Karl Wagner III, partner and senior wealth advisor at Biondo Investment Advisors in Milford, Pa., advises clients the ways: don’t hold back.
He encouraged a retired client to buy his dream car, a
convertible. “If Covid has taught us anything, it’s that life is fragile,” says Wagner. “We always want to be responsible, but if there’s something you’ve been waiting for, don’t wait.”
“I haven’t had to tell anyone to hit the brakes yet,” he adds.
Creating memories doesn’t have to mean going on a trip or giving someone gifts, says Grant Gallagher, financial wellness and brand communications manager at Affinity Federal Credit Union. It could be something as simple as going to a park or a zoo. A Gallup survey of Affinity credit union members showed that experiences have a greater impact on well-being than tangibles, he says.
Given the time wasted doing nothing during the pandemic, making the most of your best retirement years can mean being “a little more judicious about how you use your time,” says Vanderkam.
“If you just do [something] because you’ve always done it or because you think it’s expected of you, you should reassess it. If it’s not meaningful and it’s not enjoyable, then what do you do? ” she asks.

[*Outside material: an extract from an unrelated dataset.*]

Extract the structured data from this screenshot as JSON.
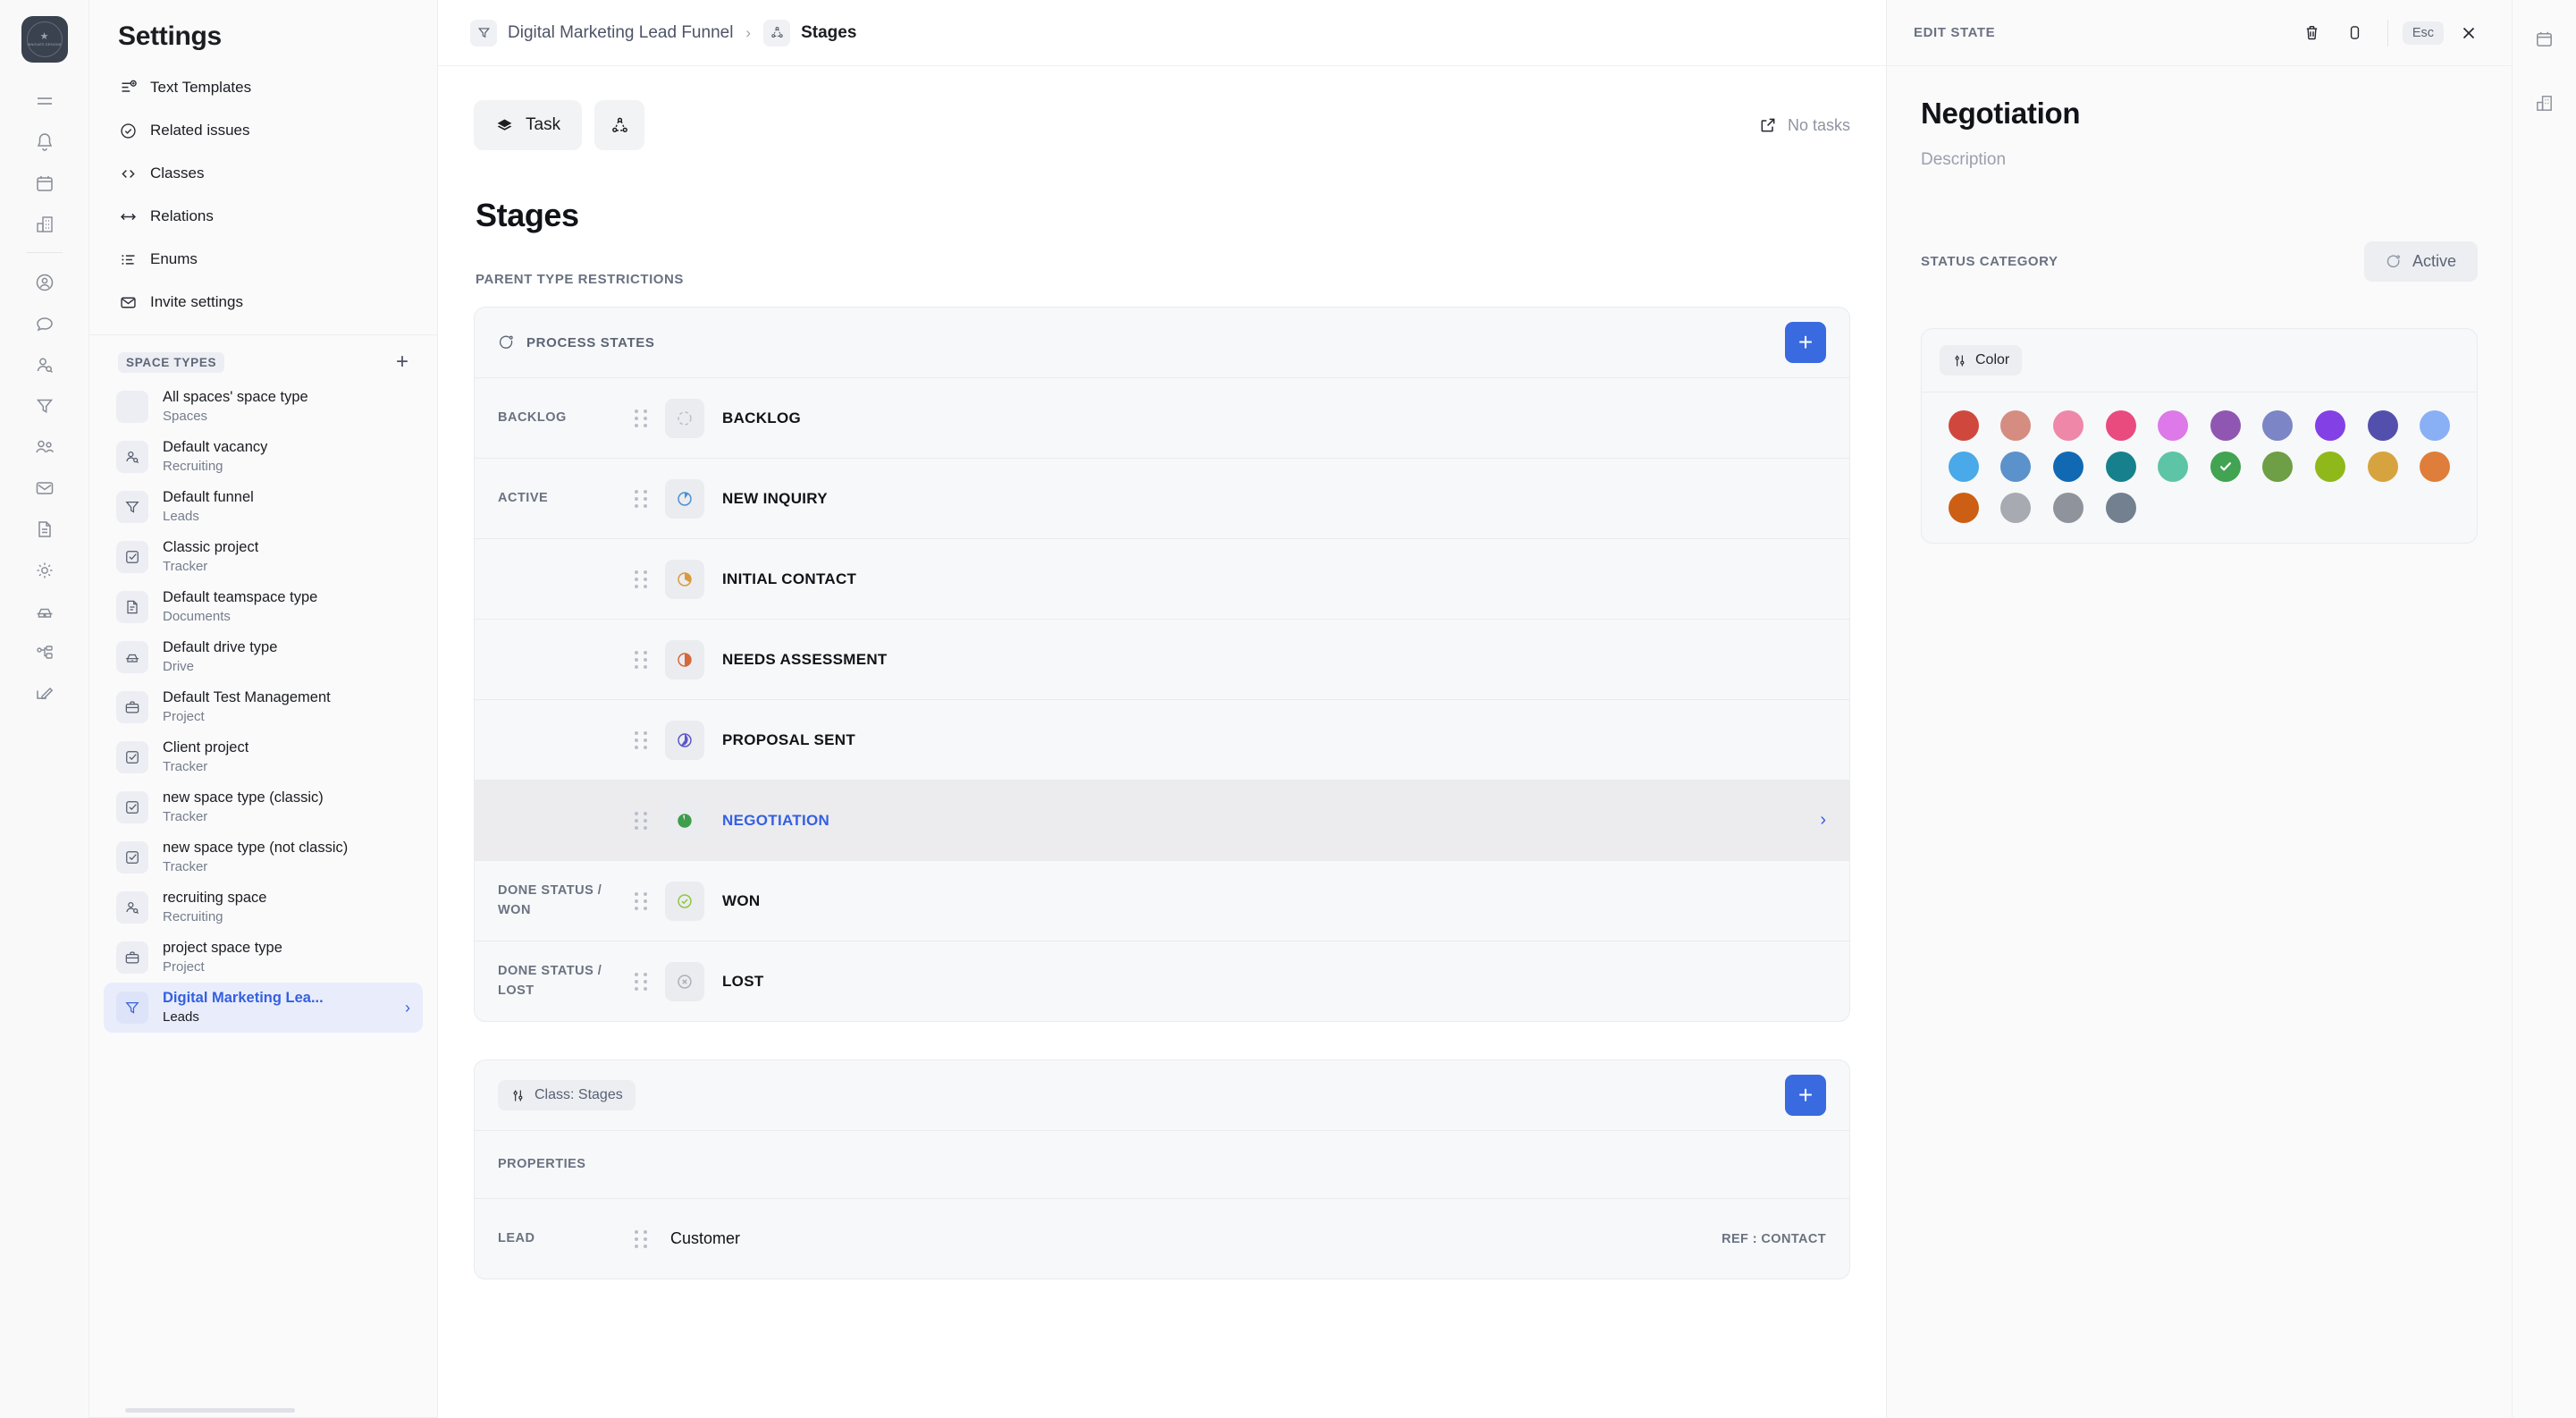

That doesn’t mean avoiding commitments that give your life meaning, she says. Instead, try to build in some flexibility. For example, if you like being a reading teacher, do it during the school year and keep the rest of the year free for other leisure activities, she says. Or retirees caring for their grandchildren can help their children find alternate caregivers for a few weeks so they can travel, she says.
And spouses or couples don’t have to do everything together, and in fact, breaking up can be a good way to use time more efficiently. “You want to spend time together, but you don’t have to do everything together. “If one part is a homebody and the other likes to travel, you can travel alone.”
Play the clock
When trying to make up for lost time, it’s crucial to take a moment to plan. After all, no one wants to arrive at their destination and waste time queuing or spending hours in traffic and missing all or part of an event.
Chuck Failla, certified financial planner and director of Sovereign Financial Group, and adviser to Moore and Chiulli, advises clients to plan their trips up to a year in advance when possible and to explore alternatives when their usual transport or their hotels are not. available for the days you want. He suggests using online rental marketplaces such as Airbnb or Vrbo, and choosing the highest-rated hosts.
He also suggests waiting another full year to see how the pandemic develops before booking international travel, as any stoppages could lead to last-minute cancellations or trap travelers abroad, costing even more time. to retirees.
As for Moore and Chiulli, they’re back, even though they know they try to cram in a lot. “We’ve done quite a bit,” Moore says, but there are plenty of other places they plan to visit, including Australia, China, Japan and Madagascar. “We think what we want to do has now been compressed into a rather shorter period of time than we originally planned before Covid.”